Ce qui est à craindre le plus ce sont les dérapages incontrôlés, notamment au plan politique. Regardons la guerre de l’information que se livrent,pour l’instant, les premiers responsables américain et nord-coréen par Twitter interposé. Jusqu’où mènera-t-elle le monde ? Un deuxième danger que présentent ces fantômes invisibles est l’influence subtile de nos choix et gestes quotidiens, qu’on le veuille ou pas. Ils dictent ce que nous trouvons sur le web, nous soufflent à l’oreille quoi lire, quoi manger, quoi craindre, pour qui voter, parfois jusqu’à comment penser et où dénicher l’âme sœur. Ils pèsent de tout leur poids sur nos cotes de crédit, nos transactions et même nos rêves. Ces souffleurs discrets du présent, ce sont les algorithmes de tout acabit, nourris des milliards de traces que nous laissons sur le web. Les algorithmes en connaissent plus sur nos moindres habitudes et routines quotidiennes que nos meilleurs amis. Ces «nouveaux copains» sont appelés à se démultiplier alors que pointe à l’horizon l’ère où ces processus automatisés seront bientôt capables de générer eux-mêmes de nouveaux algorithmes encore plus puissants.
Prenons l’exemple de cette vision futuriste d’une commande de pizza auprès d’une enseigne pratiquant la livraison à domicile. Il suffira alors que le client décline son identifiant unique, qui pourrait être demain celui du numéro de la carte d’identité nationale, pour que l’opératrice, connectée à des bases de données croisées, sache tout de son interlocuteur, de son lieu d’appel par la géolocalisation de ce dernier, de ses choix culinaires, de ses goûts artistiques, de son poids financier, de sa profession et même de ses relations. Partant de ces données, elle sera également en mesure de lui décommander la consommation de certaines variétés de pizza, pour des raisons de santé et lui en recommander d’autres plus adaptées à son régime alimentaire.

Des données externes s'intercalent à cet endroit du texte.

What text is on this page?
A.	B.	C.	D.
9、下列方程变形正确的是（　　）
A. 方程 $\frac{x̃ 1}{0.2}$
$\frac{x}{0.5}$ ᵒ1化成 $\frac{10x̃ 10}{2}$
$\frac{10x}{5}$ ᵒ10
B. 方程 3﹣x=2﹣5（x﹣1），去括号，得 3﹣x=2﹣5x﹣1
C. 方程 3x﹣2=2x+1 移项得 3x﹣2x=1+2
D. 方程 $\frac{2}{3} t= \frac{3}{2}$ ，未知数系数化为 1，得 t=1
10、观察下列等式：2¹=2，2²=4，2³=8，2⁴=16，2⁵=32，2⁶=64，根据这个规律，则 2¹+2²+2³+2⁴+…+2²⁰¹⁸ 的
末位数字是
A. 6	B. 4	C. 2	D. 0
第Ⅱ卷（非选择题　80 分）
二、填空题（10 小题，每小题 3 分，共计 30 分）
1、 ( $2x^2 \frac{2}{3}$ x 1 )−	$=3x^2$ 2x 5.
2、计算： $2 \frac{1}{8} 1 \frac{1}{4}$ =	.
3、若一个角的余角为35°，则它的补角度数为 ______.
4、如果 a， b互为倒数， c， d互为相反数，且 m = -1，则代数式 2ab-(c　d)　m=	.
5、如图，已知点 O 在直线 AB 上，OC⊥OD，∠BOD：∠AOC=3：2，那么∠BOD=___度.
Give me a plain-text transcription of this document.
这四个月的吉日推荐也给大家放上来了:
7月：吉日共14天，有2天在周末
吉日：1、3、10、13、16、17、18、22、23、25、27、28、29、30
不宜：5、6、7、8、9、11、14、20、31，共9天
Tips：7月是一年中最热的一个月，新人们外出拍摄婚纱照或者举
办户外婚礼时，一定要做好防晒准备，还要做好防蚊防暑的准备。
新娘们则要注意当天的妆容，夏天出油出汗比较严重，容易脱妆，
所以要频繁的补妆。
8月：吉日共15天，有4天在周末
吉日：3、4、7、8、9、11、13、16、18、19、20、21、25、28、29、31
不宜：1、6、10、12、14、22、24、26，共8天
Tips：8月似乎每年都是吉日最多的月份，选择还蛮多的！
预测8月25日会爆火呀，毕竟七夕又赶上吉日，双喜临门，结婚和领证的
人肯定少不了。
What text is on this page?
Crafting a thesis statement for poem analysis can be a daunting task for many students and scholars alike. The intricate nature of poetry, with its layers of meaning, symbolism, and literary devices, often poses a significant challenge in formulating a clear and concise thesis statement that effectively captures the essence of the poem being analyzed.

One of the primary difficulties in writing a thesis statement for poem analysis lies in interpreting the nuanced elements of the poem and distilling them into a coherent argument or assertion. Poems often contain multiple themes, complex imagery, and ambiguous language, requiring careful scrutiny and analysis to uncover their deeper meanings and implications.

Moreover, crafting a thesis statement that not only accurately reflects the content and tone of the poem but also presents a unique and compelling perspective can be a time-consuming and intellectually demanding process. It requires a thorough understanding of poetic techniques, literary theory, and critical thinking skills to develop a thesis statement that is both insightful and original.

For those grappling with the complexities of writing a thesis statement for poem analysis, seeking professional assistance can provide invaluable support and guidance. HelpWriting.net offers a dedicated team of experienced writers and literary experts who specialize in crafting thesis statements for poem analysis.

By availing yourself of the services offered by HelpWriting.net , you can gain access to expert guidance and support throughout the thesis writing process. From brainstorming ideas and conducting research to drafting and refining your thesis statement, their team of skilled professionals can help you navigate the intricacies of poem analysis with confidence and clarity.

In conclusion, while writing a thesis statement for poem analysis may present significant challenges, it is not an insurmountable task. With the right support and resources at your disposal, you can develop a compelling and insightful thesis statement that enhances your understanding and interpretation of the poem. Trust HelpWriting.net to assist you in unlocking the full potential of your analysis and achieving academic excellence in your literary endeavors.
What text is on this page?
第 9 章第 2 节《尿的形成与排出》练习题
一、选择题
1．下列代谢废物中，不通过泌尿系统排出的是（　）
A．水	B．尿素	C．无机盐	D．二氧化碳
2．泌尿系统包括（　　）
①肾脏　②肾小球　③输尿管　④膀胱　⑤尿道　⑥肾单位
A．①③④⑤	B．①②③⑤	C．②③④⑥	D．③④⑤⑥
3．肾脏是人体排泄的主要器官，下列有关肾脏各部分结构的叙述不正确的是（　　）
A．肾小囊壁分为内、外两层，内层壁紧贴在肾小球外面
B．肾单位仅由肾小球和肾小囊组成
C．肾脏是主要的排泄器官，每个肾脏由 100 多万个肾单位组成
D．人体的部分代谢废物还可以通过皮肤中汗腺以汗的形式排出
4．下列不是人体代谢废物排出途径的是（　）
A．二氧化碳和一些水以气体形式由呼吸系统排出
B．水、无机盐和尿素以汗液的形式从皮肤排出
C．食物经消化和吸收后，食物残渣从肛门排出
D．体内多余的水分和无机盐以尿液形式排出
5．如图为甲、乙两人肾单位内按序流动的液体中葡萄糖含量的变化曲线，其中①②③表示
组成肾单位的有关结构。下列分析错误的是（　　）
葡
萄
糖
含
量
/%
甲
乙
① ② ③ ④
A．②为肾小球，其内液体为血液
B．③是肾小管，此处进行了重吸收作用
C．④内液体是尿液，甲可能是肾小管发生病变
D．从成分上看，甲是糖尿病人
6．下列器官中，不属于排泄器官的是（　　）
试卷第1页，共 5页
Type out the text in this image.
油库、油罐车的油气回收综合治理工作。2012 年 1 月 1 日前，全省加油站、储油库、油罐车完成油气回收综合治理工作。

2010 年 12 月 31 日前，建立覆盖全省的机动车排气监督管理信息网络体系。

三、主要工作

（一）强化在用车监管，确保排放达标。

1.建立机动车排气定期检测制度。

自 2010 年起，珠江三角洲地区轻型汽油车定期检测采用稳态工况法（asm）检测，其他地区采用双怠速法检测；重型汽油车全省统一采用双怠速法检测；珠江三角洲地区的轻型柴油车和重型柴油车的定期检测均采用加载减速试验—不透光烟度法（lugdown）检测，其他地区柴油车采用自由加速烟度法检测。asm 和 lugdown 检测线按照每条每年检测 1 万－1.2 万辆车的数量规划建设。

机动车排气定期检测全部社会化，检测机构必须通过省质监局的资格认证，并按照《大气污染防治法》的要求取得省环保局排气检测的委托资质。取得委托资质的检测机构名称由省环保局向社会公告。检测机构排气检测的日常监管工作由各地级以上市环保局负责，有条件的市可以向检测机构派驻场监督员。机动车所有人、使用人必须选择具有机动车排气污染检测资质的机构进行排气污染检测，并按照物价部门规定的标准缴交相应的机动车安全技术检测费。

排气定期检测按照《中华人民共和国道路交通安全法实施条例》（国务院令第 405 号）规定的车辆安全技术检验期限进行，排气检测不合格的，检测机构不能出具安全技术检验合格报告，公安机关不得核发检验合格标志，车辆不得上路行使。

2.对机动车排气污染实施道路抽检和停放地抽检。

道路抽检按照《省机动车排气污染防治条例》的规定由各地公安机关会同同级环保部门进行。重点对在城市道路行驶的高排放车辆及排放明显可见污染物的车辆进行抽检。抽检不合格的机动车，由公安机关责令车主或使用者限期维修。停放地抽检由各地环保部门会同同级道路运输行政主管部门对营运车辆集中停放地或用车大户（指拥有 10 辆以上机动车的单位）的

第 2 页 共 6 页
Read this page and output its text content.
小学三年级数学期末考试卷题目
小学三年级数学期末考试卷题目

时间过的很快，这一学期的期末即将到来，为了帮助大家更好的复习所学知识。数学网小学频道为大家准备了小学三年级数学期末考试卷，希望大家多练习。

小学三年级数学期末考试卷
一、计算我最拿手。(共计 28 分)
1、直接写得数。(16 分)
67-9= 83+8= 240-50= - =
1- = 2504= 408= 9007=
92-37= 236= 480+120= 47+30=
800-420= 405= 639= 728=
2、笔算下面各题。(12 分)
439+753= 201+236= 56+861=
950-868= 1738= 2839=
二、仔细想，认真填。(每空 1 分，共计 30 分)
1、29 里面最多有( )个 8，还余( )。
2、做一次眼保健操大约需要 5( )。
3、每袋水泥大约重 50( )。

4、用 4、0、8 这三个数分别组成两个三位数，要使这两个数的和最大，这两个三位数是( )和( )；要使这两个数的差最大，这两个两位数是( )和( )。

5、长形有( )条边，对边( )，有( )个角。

Le client est ainsi nu face à une opératrice dont il ignore tout et qui sait tout de lui !
Le troisième danger, plus profond celui-là, concerne l’univers de la cybercriminalité, un puits sans fond où l’imagination et le génie informatique forment un duo aussi redoutable que malveillant.
Cet univers a vu la naissance de ransomwares aussi effrayants que le nom l’implique. Les pirates informatiques utilisent cette technique pour empêcher l’accès aux appareils et demander une rançon pour lever ce blocage. Les logiciels de rançon mettent ainsi dans une situation délicate les institutions, les entreprises et même les personnes. Il est alors préférable de savoir comment les éviter. Ce qui n’est pas toujours possible !
Intrusion, piratage, aspiration… sont des termes devenus familiers et connus des utilisateurs. Rappelons-nous la dernière campagne présidentielle aux Etats-Unis et les «violents» face- à- face, via Internet, des deux candidats se rejetant diverses accusations et en diffusant sur la place publique des informations obtenues par piratage.
En outre, de très nombreux pays ont déjà été la cible et leurs institutions victimes de vastes cybers attaques utilisant un «ransomware», un virus bloquant les ordinateurs jusqu’au versement d’une rançon. Des hôpitaux britanniques ont ainsi été touchés et une partie de leur activité s’est retrouvée paralysée.
Nul ne peut donc se prétendre être à l’abri de ce «flicage» et de ces menaces qui guettent dans leur vie de tous les jours les utilisateurs et accros des nouvelles technologies de l’information. Tel est l’exemple de la société de l’information, qui s’est construite, soutenue et encouragée.
Alors il n’est nullement question de pleurer, la vie paisible et silencieuse continue malgré tout. Le point de non- retour semble avoir été atteint et nous demeurons libres de nos choix. Avec cette limite que nous sommes continuellement surveillés et influencés.